What Long COVID investigators can learn from four decades of ME/CFS research.
Jason, Leonard A, Natelson, Benjamin H, Bonilla, Hector et al. · Brain behavior and immunity integrative · 2023 · DOI
Quick Summary
This article reviews 40 years of research on ME/CFS to provide guidance for scientists studying Long COVID. The authors explain how ME/CFS researchers have developed reliable ways to diagnose the illness, define symptoms, and measure severity—lessons that can help Long COVID researchers do the same. By learning from ME/CFS experience, Long COVID researchers may be able to diagnose patients earlier, understand what causes the illness, and find treatments that actually work.
Why It Matters
For ME/CFS patients, this article is important because it validates four decades of work establishing rigorous diagnostic standards and emphasizes that ME/CFS and Long COVID likely share similar research needs. For researchers, this paper provides a roadmap for developing more consistent and reliable ways to diagnose and study Long COVID, which could lead to faster discovery of treatments and better patient outcomes.
Observed Findings
ME/CFS research has successfully developed reliable classification systems and diagnostic instruments over 40 years.

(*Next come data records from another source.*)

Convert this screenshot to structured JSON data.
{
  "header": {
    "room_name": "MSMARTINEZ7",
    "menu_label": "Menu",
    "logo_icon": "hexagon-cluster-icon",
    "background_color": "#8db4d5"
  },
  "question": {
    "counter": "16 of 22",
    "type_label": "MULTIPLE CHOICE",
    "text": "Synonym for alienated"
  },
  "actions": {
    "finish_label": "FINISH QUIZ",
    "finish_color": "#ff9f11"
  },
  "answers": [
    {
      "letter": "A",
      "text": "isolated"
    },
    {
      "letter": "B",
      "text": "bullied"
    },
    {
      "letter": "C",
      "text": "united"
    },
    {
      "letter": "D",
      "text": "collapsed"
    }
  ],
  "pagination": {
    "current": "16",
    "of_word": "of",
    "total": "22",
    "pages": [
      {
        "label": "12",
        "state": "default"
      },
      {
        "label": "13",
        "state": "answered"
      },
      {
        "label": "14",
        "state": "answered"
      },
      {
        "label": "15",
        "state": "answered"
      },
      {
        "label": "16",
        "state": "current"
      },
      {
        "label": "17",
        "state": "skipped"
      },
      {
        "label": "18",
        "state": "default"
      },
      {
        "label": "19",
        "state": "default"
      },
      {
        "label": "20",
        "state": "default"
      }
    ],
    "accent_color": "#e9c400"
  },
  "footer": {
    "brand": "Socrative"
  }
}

Psychometric validation—including reliability and validity testing—has been a substantial focus in ME/CFS research.
Key methodological challenges include specifying symptom thresholds, identifying disease subtypes, and defining exclusionary conditions.
Long COVID researchers face similar definitional and measurement challenges that ME/CFS researchers have addressed.
Structured, evidence-based approaches to case definition can improve early diagnosis and treatment identification.
Inferred Conclusions
Long COVID researchers should adopt rigorous psychometric methods and classification frameworks already established in the ME/CFS field.
Better case definitions for Long COVID will require careful specification of symptoms, severity thresholds, and exclusionary criteria similar to those developed for ME/CFS.
Applying ME/CFS methodological lessons to Long COVID research could accelerate understanding of pathophysiology and identification of effective treatments.
Systematic diagnostic approaches will improve the quality and comparability of Long COVID research across studies.
Remaining Questions
What This Study Does Not Prove
This article does not prove that ME/CFS and Long COVID are identical diseases or that all ME/CFS treatments will work for Long COVID patients. It is a review of methodological approaches rather than a study providing new clinical or biological evidence. The recommendations offered are based on expert synthesis rather than new experimental or observational data.